2. Viva Payday Loans

Another great option for a payout when you’re short on cash is the Viva Payday Loan app. The site offers no-collateral loans within hours of completing your application.

Viva Payday Loan has partnered with direct lenders who can meet your loan needs as quickly as possible. Moreover, these direct lenders offer different loan amounts.

Viva Loans does not perform intensive credit checks when evaluating loan applications, and even people with bad credit scores can get loans with them. Other groups, such as the unemployed and recipients of government support programs, can also apply for Viva Payday loans.
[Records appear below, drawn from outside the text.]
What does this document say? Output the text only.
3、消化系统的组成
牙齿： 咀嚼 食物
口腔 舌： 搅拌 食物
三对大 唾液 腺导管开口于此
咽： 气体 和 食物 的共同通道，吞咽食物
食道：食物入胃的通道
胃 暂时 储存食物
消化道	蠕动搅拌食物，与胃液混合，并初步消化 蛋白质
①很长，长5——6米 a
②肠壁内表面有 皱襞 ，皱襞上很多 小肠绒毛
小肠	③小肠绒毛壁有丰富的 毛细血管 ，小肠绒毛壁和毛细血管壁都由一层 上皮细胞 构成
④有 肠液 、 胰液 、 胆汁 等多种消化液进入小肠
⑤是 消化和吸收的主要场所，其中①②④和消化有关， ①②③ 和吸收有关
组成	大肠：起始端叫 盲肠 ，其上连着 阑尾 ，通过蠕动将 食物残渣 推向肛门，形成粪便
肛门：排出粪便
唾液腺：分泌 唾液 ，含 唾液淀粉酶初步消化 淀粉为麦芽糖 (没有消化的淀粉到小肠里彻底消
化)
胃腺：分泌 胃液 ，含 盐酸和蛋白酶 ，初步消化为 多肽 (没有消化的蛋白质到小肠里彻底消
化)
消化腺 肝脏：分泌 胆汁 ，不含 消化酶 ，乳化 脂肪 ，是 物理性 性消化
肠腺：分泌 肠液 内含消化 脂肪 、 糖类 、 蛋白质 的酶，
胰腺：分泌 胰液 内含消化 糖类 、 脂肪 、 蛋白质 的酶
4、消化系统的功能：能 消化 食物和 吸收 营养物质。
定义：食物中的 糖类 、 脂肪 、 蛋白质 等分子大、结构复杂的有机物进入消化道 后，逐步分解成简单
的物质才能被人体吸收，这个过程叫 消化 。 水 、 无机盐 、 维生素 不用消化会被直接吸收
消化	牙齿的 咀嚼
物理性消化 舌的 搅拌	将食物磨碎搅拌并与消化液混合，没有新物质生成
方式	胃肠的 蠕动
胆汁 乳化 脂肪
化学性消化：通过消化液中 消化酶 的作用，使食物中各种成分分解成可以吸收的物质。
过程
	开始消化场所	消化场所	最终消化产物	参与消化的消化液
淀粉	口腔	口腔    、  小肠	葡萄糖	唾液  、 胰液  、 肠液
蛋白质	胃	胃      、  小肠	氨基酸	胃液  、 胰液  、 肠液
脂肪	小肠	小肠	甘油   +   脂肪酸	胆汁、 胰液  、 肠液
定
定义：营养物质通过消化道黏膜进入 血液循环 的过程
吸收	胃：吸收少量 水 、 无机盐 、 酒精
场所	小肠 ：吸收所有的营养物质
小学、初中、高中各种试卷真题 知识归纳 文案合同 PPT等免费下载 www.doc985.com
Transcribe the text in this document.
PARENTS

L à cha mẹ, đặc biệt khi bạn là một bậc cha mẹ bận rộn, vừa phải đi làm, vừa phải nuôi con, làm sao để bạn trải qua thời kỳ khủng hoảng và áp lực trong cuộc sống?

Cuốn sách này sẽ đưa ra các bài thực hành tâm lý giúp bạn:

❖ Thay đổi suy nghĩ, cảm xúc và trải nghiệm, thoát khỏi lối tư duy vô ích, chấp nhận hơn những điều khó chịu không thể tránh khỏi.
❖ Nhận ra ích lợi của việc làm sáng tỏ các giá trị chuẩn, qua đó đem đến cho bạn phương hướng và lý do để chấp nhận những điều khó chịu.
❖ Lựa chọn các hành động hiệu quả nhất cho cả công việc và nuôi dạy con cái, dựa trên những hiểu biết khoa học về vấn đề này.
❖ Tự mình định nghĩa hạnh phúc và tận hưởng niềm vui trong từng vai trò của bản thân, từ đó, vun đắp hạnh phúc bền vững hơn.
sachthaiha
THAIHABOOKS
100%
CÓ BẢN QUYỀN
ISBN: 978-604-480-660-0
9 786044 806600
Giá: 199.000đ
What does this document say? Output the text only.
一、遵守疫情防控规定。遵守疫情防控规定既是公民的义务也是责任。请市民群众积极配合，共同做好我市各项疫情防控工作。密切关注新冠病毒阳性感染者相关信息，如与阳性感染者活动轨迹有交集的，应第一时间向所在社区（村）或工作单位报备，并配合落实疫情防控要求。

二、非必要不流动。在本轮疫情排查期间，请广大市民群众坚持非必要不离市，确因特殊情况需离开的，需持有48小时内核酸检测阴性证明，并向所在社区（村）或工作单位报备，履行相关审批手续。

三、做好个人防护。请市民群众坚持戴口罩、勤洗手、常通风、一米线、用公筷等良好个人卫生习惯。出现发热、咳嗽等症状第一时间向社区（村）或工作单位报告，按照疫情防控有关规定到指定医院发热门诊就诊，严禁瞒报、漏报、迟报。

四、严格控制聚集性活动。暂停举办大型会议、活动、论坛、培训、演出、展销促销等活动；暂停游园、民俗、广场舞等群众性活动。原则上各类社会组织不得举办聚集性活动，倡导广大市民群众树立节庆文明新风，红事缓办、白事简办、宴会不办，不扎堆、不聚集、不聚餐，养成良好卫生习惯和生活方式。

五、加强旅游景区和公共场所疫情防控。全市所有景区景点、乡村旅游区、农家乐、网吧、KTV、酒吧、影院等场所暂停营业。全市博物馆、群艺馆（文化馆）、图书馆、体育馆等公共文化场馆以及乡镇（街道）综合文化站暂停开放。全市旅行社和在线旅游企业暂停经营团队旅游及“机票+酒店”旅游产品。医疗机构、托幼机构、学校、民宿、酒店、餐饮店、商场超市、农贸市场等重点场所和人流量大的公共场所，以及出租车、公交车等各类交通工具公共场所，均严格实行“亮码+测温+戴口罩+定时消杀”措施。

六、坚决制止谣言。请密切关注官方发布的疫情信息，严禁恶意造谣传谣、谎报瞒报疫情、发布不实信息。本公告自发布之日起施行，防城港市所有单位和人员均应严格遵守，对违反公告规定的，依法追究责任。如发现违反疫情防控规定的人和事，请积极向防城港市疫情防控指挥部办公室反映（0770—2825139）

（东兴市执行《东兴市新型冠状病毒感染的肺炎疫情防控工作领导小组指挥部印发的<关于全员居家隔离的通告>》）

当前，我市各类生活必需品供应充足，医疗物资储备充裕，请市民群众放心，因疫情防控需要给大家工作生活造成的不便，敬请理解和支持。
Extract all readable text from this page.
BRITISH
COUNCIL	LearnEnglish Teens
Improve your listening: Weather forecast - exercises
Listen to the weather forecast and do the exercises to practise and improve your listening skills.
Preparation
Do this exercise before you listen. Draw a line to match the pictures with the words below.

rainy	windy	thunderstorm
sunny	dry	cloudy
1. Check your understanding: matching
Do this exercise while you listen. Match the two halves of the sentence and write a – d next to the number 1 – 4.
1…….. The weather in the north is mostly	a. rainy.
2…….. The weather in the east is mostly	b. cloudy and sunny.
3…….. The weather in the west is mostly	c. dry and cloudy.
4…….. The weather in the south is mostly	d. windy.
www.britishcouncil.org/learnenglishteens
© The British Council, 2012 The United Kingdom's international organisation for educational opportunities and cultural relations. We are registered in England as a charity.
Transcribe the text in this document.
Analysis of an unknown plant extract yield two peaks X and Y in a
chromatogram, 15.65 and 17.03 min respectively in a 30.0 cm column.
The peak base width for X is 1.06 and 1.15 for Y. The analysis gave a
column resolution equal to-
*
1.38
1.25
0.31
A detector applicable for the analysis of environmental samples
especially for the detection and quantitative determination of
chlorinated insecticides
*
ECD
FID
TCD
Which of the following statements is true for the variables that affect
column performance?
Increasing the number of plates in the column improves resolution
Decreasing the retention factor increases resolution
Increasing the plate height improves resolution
Their payday APRs range from 5.99% to 35.99%. This is mainly because every direct lender they partner with imposes their rates. One of their main drawbacks is that their services are not accessible in all states.

Advantages

  • Same day payments
  • The simple and fast application process
  • Flexible loan amounts from $200 to $5,000

The inconvenients

  • Viva Loan services are not available in all US states

3. Credit Clock

Credit Clock Loan is considered best for quick loan approvals. They offer their customers a range of loan products, such as bad credit payday loans, personal loans, emergency loans, and more.

It is the ideal lender if you are in urgent and urgent need of money fast because their fast loan approval process and fast repayment period can save you time.

They offer loans to people with bad credit and even those who receive government benefits. However, you must meet their minimum requirements; you must be over 18, prove you earn at least $1,000, and be a US citizen. In some cases, you may need to prove that you are employed by submitting your payslip.

Advantages

  • Fast application process
  • Same day payments
  • People with poor credit history are also allowed to apply

the inconvenients

  • Only people earning $1,000 or more can apply for the loans

Conclusion

Knowing that you have a loan option within reach of your phone can be an amazing feeling. We often find ourselves in difficult situations, and going through the process of applying for a loan in store can be time consuming to try to finance an emergency. Therefore, having loan applications can make our lives much easier.

However, it also exposes us to great temptations. Unlike the traditional loan system, where you have time to think before taking out a loan, the new app option gives you the luxury of completing a loan application with just a few clicks. Some people, especially spendthrifts, might end up in cycles of debt.